Once we can understand that, we can then look at someone who is different from us and concentrate not on what we don’t have in common, but more on what we can learn from each other. By being able to encounter difference, which can be scary and uncomfortable at times, we can move forward in the 21st century better equipped to solve global problems such as poverty, social inequality, global warming, war, and a host of other troubles together.
As for the African continent, I believe this message has a special relevance. If we are to truly form a wider African union, we need to be able to address difference in a positive and mutually constructive way. Africa’s diverse ethnicities, cultures, religions, languages, traditions and colors are its strength, not its weakness. Our multi-cultural continent is what makes being an African beautiful because although we are very different we can still build a greater union incorporating these differences.
Indeed there are fears that many Africans, both inside and outside the continent have, but these fears stem primarily in my opinion from uncertainty. Many are uncertain as to what this “greater union” will look like and fear that in assimilation their individual identities will get lost. For example, many fear that what it means to them to be a Tanzanian, or an Ovambo, will get lost in this wider African identity. As the old saying goes, “people do not like what they don’t understand, it scares them.” This is a logical fear and one that is by no means restricted to African peoples.
To this day many, many Americans (all of which I might add, with exception to Native Americans and we can argue the black American population, came to the US as immigrants and/or colonizers) feel their American identity is threatened with the influx of people to their shores from around the globe. These people fear that eventually a “melting pot” effect will occur which will erode all difference and make them, like these new people who arrive. Similar examples can be found in Europe with the steadily progression towards the creation of a greater European Union. In Britain for example, some of its citizens wish to reject the increased unity of the continent as they fear with the clause allowing freedom of movement, cheaper laborers will flow to Britain from the poorer Eastern Europe and thus British citizens fear that their jobs will be lost. So what turns out to maybe be an economical/financial concern gets construed and verbalized as a fear of losing ones identity.

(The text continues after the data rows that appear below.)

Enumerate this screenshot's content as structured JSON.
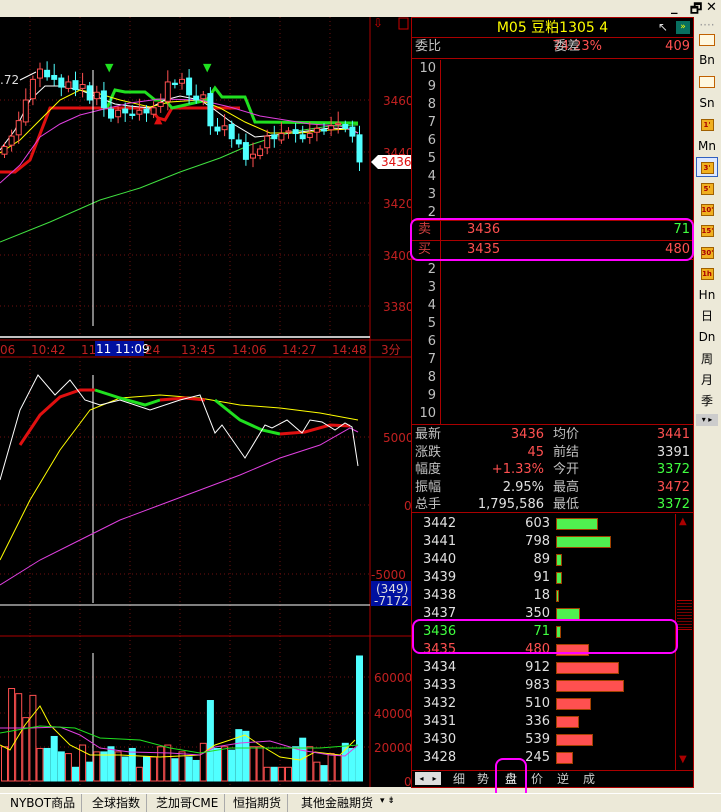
{
  "window": {
    "minimize": "_",
    "restore": "🗗",
    "close": "✕"
  },
  "chart": {
    "ma_label": ".72",
    "price_axis": [
      "3460",
      "3440",
      "3420",
      "3400",
      "3380"
    ],
    "current_price_tag": "3436",
    "time_axis": [
      "06",
      "10:42",
      "11",
      "24",
      "13:45",
      "14:06",
      "14:27",
      "14:48"
    ],
    "cursor_time": "11 11:09",
    "period": "3分",
    "indicator_axis": [
      "5000",
      "0",
      "-5000"
    ],
    "indicator_value_1": "(349)",
    "indicator_value_2": "-7172",
    "volume_axis": [
      "60000",
      "40000",
      "20000",
      "0"
    ]
  },
  "chart_data": {
    "type": "candlestick",
    "price_ylim": [
      3370,
      3490
    ],
    "closes": [
      3442,
      3446,
      3452,
      3460,
      3468,
      3472,
      3469,
      3468,
      3465,
      3467,
      3464,
      3466,
      3460,
      3463,
      3457,
      3453,
      3456,
      3455,
      3454,
      3456,
      3455,
      3457,
      3459,
      3467,
      3466,
      3468,
      3462,
      3460,
      3462,
      3450,
      3448,
      3450,
      3445,
      3443,
      3437,
      3439,
      3441,
      3446,
      3445,
      3447,
      3448,
      3447,
      3445,
      3447,
      3449,
      3448,
      3450,
      3451,
      3449,
      3446,
      3436
    ],
    "volume": [
      20000,
      54000,
      51000,
      37000,
      50000,
      19000,
      19000,
      26000,
      17000,
      16000,
      8000,
      21000,
      11000,
      17000,
      17000,
      20000,
      17000,
      14000,
      19000,
      8000,
      14000,
      14000,
      20000,
      21000,
      13000,
      17000,
      14000,
      12000,
      22000,
      47000,
      19000,
      20000,
      18000,
      30000,
      29000,
      20000,
      20000,
      8000,
      8000,
      8000,
      8000,
      20000,
      25000,
      20000,
      11000,
      9000,
      16000,
      15000,
      22000,
      19000,
      73000
    ],
    "volume_ylim": [
      0,
      80000
    ]
  },
  "quote": {
    "title": "M05  豆粕1305  4",
    "weibi_label": "委比",
    "weibi_value": "74.23%",
    "weicha_label": "委差",
    "weicha_value": "409",
    "ask_levels": [
      "10",
      "9",
      "8",
      "7",
      "6",
      "5",
      "4",
      "3",
      "2"
    ],
    "sell_label": "卖",
    "sell_price": "3436",
    "sell_volume": "71",
    "buy_label": "买",
    "buy_price": "3435",
    "buy_volume": "480",
    "bid_levels": [
      "2",
      "3",
      "4",
      "5",
      "6",
      "7",
      "8",
      "9",
      "10"
    ],
    "stats": [
      {
        "l1": "最新",
        "v1": "3436",
        "c1": "red",
        "l2": "均价",
        "v2": "3441",
        "c2": "red"
      },
      {
        "l1": "涨跌",
        "v1": "45",
        "c1": "red",
        "l2": "前结",
        "v2": "3391",
        "c2": "white"
      },
      {
        "l1": "幅度",
        "v1": "+1.33%",
        "c1": "red",
        "l2": "今开",
        "v2": "3372",
        "c2": "green"
      },
      {
        "l1": "振幅",
        "v1": "2.95%",
        "c1": "white",
        "l2": "最高",
        "v2": "3472",
        "c2": "red"
      },
      {
        "l1": "总手",
        "v1": "1,795,586",
        "c1": "white",
        "l2": "最低",
        "v2": "3372",
        "c2": "green"
      }
    ],
    "ladder": [
      {
        "price": "3442",
        "vol": 603,
        "side": "sell"
      },
      {
        "price": "3441",
        "vol": 798,
        "side": "sell"
      },
      {
        "price": "3440",
        "vol": 89,
        "side": "sell"
      },
      {
        "price": "3439",
        "vol": 91,
        "side": "sell"
      },
      {
        "price": "3438",
        "vol": 18,
        "side": "sell"
      },
      {
        "price": "3437",
        "vol": 350,
        "side": "sell"
      },
      {
        "price": "3436",
        "vol": 71,
        "side": "ask"
      },
      {
        "price": "3435",
        "vol": 480,
        "side": "bid"
      },
      {
        "price": "3434",
        "vol": 912,
        "side": "buy"
      },
      {
        "price": "3433",
        "vol": 983,
        "side": "buy"
      },
      {
        "price": "3432",
        "vol": 510,
        "side": "buy"
      },
      {
        "price": "3431",
        "vol": 336,
        "side": "buy"
      },
      {
        "price": "3430",
        "vol": 539,
        "side": "buy"
      },
      {
        "price": "3428",
        "vol": 245,
        "side": "buy"
      }
    ],
    "tabs": [
      "细",
      "势",
      "盘",
      "价",
      "逆",
      "成"
    ]
  },
  "side_toolbar": [
    "Bn",
    "Sn",
    "1'",
    "Mn",
    "3'",
    "5'",
    "10'",
    "15'",
    "30'",
    "1h",
    "Hn",
    "日",
    "Dn",
    "周",
    "月",
    "季"
  ],
  "bottom_tabs": [
    "NYBOT商品",
    "全球指数",
    "芝加哥CME",
    "恒指期货",
    "其他金融期货"
  ],
  "colors": {
    "up": "#ff5050",
    "down": "#50ffff",
    "highlight": "#ff00ff"
  }
}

So this fear is an understandable one, but let me pose a few questions to attempt to address this fear. Is it impossible for two very different peoples to come together to build something that will benefit them both? Is it impossible for the oil producing African countries to pool their oil into a common market so as to not be easily exploited by outside forces? Is it impossible for the diamond producing and coca producing countries to work together to form an OPEC (Organization of Petroleum Producing Countries) like syndicate to better control their valuable natural resources? Can African intellectuals, who indeed do exist and come from the entire spectrum of the African peoples, not come together to debate better ways for us as a people to move forward? I say no. It is not impossible and even though we as African people are very different, the possibilities for progress are limitless in co-operation but limited in antagonism.
So let us work better together, not just with other African peoples, but with the wider world that we indeed do live in and are apart of, in order to build a better world for us, others and for future generations.